Please note that the prediction time here is not displayed per image, but for predicting the whole test set (10% of the full data).

Conclusion(s)

This article shows how to successfully implement ML algorithms for face mask detection. It further indicates that ML algorithms based on image classification of pixel representations can indeed solve the problem at hand reliably and fast. We achieve accuracy scores of well above 99% with the tuned RF classifier trained on all features.

Additionally our comparision reveals that predicition time is a non-factro for either classifier while, when faced with resource constraints e.g.when the classifier is trained multiple times per day, the SGD classifier might be worth considering. It has a much better runtime and can be trained very fast and still has an overall accuracy of well above 96%. Especially considering the assumed usecase of monitoring gatherings this is beneficial, as the algorithm can be constantly updated and trained even several times per hour. This conclusion is of course limited by some factors described below.

Data limitations

As discussed above high quality data is pivotal for real-world application. We limited our approach to portrait style pictures consisting of a large set of images artificially augmented with masks and a smaller real-world set.

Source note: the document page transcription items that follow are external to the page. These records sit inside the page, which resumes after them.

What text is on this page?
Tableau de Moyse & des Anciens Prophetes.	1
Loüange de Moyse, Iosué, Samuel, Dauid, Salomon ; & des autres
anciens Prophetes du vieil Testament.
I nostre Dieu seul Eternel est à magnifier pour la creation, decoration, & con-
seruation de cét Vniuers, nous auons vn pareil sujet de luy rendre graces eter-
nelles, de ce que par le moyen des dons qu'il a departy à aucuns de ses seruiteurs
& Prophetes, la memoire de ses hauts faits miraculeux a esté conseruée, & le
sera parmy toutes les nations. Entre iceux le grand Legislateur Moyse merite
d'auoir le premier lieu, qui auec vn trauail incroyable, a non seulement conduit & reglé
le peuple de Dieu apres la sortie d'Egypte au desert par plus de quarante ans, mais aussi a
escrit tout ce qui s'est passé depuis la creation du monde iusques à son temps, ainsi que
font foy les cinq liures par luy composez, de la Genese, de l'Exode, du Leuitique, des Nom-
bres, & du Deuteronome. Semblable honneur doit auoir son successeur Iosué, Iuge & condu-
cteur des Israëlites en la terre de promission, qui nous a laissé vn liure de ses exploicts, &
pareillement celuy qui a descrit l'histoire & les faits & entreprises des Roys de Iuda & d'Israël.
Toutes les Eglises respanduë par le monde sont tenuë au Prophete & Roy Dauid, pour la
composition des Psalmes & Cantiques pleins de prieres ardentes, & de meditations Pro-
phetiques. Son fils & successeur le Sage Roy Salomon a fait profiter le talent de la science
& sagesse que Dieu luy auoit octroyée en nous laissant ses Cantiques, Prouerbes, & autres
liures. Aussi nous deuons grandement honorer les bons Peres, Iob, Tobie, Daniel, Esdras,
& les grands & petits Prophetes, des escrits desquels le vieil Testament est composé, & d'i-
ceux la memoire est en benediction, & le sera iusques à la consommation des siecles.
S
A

Thus our classifiers are only performing on portrait style pictures and are not abled to identify masks in groups of people or if the input is not a portrait.

No use of ensemble methods

When analyzing and tuning multiple classifiers implementing an ensemble approach can be beneficial. However, we decided against this for two reasons. Firstly, our results were already very accurate and there was considerable overlap in the errors, only offering limited scope for improvement. Secondly, by design ensemble classifiers would yield longer prediction and training times.

Limited hyperparameter tuning

The project could be improved with additional runs of hyperparameter tuning and by including further hyperparameters.